Professor Moshe Halbertal, a faculty member at the Mandel Leadership Institute and professor of Jewish Thought and Philosophy at Hebrew University, summed up what he viewed as the emerging principles in the renewed relationship between the Haredi and the wider Israeli communities. The first principle is tolerance and non-coercion, particularly keeping religion out of legislation; the second, an ethos of joint responsibility for the future of Israeli society; and, finally, work -- returning to a situation in which members of the Haredi community are financially self-reliant.

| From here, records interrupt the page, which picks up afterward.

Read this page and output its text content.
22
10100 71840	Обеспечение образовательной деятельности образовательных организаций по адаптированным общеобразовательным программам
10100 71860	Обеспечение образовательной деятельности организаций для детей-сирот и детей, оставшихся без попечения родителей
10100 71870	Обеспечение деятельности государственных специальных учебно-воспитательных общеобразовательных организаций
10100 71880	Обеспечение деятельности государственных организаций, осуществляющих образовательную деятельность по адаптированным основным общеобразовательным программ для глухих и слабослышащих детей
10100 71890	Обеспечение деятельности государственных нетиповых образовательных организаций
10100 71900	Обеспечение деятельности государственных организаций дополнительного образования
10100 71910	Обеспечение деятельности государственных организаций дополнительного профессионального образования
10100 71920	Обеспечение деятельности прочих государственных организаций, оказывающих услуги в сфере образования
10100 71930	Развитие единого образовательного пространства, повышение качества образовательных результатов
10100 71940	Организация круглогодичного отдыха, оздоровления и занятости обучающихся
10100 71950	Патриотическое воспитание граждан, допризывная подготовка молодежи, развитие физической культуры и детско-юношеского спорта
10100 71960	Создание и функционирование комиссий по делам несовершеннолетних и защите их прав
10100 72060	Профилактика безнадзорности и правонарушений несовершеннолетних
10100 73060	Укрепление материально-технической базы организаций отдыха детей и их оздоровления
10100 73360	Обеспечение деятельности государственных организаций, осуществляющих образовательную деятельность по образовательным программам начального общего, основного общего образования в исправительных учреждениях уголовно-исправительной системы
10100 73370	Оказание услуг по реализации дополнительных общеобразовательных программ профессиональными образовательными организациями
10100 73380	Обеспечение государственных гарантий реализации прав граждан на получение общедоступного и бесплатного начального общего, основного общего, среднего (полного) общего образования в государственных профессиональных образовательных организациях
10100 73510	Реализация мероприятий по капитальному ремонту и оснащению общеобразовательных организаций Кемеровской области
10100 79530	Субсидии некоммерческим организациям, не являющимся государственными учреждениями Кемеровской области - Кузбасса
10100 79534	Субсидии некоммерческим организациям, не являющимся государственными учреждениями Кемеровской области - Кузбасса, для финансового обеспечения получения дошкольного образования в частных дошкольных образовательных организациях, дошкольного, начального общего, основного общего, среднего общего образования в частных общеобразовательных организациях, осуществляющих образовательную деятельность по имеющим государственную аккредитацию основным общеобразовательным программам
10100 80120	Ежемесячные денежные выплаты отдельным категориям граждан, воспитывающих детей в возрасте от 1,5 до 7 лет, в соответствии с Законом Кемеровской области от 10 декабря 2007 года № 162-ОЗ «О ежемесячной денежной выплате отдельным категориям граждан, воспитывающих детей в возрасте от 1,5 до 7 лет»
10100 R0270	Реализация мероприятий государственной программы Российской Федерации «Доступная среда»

"It is as if the next great wave of Aliyah to Israel will be of the Haredi community," said Perl, the conference organizer and herself a leading figure within the Haredi community. She believes that there is "a dynamism and energy" within the Haredi community today which is spilling over into the greater Israeli society and will make a great contribution to it.
"There is an inbuilt tension between renewal and change on the one hand and loyalty to our values and society on the other. This is our workspace... [to create] a shared future for Israeli society."